CERN's Large Hadron Collider is currently the biggest science experiment in operation, but it may have to pass that mantle on soon enough. A collaboration between NASA and the ESA plans to launch three spacecraft into orbit around the sun 3 million miles apart, then have them shoot lasers at each other, all in the name of proving the existence of gravitational waves, the last piece of Einstein's relativity theory that is as yet unproved.
Einstein's general relativity predicts several things, such as gravity's ability to bend time light and the constant speed at which gravity travels. But a means to prove the existence of gravitational waves -- huge ripples in time and space that flow outwards from the collision of huge celestial bodies like black holes -- has eluded scientists for years.
The Laser Interferometer Space Antenna, or LISA, aims to do just that. Three spacecraft, each carrying floating cubes of gold/platinum alloy, will leave earth and settle into different solar orbits 3 million miles apart. They will then fire laser beams between one another, measuring the relative positions of their respective cubes to within 40 millionths of a millionth of a meter.
If gravitational waves do exist, they should slightly alter the distance between the cubes, making them detectable for the first time, a feat ground-based instruments have been unable to accomplish. And if they do prove to be real, gravitational waves should offer researchers a good deal of information about the universe and its composition.
Work is already underway on LISA's instruments, and British-based Astrium EADS is already preparing a precursor mission called LISA Pathfinder due for launch next year. As for LISA, don't hold your breath. The largest scientific instrument in the universe isn't slated for launch until 2020.
Proving or disproving Gravitational Waves will certainly shake up the world of physics. Especially if they are disproved.
I certainly hope they've equipped them to do something after this mission is completed..since it takes millions of dollars just to launch them.
K my figures tell me dark traveles faster then light. God dam I have more. Like a mother fluiffer.
@Soroshi....not sure if the lack of detection will necessarily disprove the existence of Gravitational Waves.
Perhaps they will just say that thier instruments are not accurate enough or not geared to correctly measure them.

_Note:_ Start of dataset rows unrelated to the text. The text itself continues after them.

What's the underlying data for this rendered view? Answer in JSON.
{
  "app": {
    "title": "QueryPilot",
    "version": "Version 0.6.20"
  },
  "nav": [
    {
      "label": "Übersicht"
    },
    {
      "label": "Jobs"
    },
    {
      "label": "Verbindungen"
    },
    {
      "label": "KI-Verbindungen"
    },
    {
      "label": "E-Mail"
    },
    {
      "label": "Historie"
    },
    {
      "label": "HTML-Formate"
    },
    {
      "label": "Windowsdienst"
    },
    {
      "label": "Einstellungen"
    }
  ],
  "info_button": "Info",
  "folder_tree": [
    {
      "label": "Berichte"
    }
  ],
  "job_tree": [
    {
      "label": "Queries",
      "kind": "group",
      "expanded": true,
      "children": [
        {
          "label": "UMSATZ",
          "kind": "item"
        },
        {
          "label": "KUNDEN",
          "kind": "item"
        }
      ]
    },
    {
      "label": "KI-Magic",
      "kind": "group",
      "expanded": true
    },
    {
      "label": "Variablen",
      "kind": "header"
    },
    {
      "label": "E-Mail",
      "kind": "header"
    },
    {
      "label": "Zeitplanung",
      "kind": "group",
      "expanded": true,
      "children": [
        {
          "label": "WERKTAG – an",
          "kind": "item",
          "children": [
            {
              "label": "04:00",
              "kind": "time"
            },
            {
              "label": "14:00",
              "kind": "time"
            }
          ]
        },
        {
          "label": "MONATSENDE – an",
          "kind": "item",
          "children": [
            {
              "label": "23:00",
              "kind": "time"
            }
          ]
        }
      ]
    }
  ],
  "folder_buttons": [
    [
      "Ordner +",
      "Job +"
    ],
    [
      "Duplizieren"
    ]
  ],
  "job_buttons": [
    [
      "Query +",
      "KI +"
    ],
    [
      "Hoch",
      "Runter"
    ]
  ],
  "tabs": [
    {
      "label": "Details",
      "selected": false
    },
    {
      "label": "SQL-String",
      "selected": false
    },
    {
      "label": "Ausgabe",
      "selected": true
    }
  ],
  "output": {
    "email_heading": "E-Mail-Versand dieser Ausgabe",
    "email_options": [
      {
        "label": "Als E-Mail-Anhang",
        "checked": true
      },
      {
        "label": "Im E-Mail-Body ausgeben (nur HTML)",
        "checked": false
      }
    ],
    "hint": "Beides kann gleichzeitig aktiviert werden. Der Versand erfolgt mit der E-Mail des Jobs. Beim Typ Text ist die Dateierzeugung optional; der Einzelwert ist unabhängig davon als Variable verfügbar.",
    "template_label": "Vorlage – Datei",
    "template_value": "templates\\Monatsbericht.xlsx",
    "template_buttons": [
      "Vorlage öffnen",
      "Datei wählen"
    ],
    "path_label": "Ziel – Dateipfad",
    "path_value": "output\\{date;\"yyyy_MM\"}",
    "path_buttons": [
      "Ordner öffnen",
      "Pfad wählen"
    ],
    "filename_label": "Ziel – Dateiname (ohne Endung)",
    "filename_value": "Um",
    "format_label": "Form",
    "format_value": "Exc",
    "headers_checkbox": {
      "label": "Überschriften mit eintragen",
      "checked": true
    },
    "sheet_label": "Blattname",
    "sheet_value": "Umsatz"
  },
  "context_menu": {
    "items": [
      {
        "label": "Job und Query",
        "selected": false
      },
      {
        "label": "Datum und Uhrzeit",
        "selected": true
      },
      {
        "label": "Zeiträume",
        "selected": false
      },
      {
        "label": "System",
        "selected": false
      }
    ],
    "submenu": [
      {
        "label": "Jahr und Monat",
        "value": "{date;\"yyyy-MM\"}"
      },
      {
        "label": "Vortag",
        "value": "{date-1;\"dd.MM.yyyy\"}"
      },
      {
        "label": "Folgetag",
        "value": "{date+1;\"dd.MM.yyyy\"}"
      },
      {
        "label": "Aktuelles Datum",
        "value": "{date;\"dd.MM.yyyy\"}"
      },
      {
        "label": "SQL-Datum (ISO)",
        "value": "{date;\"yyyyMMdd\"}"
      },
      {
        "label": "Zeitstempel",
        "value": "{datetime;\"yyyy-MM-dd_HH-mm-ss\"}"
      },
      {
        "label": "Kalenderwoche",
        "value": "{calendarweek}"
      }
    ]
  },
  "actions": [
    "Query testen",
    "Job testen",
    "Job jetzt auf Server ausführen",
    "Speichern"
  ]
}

"Einstein's general relativity predicts several things, such as gravity's ability to bend time light and the constant speed at which gravity travels."
i believe that should be - gravity's ability to bend light and the constant speed at which light travels. that really ought to be corrected.
"to within 40 millionths of a millionth of a meter"!!
That's extreme. That rounds up to 25 femtometers; roughly the length of 15 protons put together. How they keep the spacecraft in position that well and not skew the results from those distances is beyond me.
But why do I feel that NASA will end up cancelling that project too.
2020? I hope it actually gets done. We will see if NASA can hold to a task that far in the future. So far, they have not done that well.
It would be better if there were a 4th satellite formed in a tetrahedron. that way there would be no necessity to orient the triangle in a proposed direction. whoever designed this experiement was very short sighted.
Are these waves a threat? Is there really any doubt about gravity? It works fine.
This is a big waste of money!
It would be better to wait until some clever student figures out a way to do the same experiment here on earth.
mitcheisenstein's comment shows how poorly this was thought out. The systems savings probably would have help to pay for the 4th satellite.
From somebody who has worked on LISA since 2002:
- LISA is not about proving gravitational waves, but using them to learn unique information about astrophysical sources across the Universe (for instance, see lisa.nasa.gov). By the time LISA is launched, gravitational waves will have been detected already by ground-based observatories. In any case, we know of gravitational-wave sources in the Milky Way from optical observations that WILL be seen by LISA, if it works correctly.
- Millionth millionths of meters are picometers, not femtometers; such a measurement precision is easily achievable on the Earth using interferometry (just as LISA will). The spacecraft are not controlled into formation, but orbit the Sun as they might. It so happens that incoming gravitational waves create oscillations in inter-spacecraft distances that are distinguishable (because they have different frequencies) from the changes due to orbital motions.
- NASA does routinely work on missions that stretch across decades. Think of Cassini, or the Voyagers. If LISA gets full funding now, it will really take all of the next ten year to get it ready. That's space science.
- A tetrahedral LISA would be very cool, but it cannot be maintained with Keplerian orbits. But a triangle is OK. There's no need to orient it, though, since LISA is naturally an omnidirectional detector.
- Last, LISA cannot be done on Earth, because it measures waves at frequencies (between 10^-4 and 10^-2 cycles per second) where Earth-based disturbancies are just too great; and because the gravitational wavelength for these frequencies is commensurate to the 5-million-km armlength.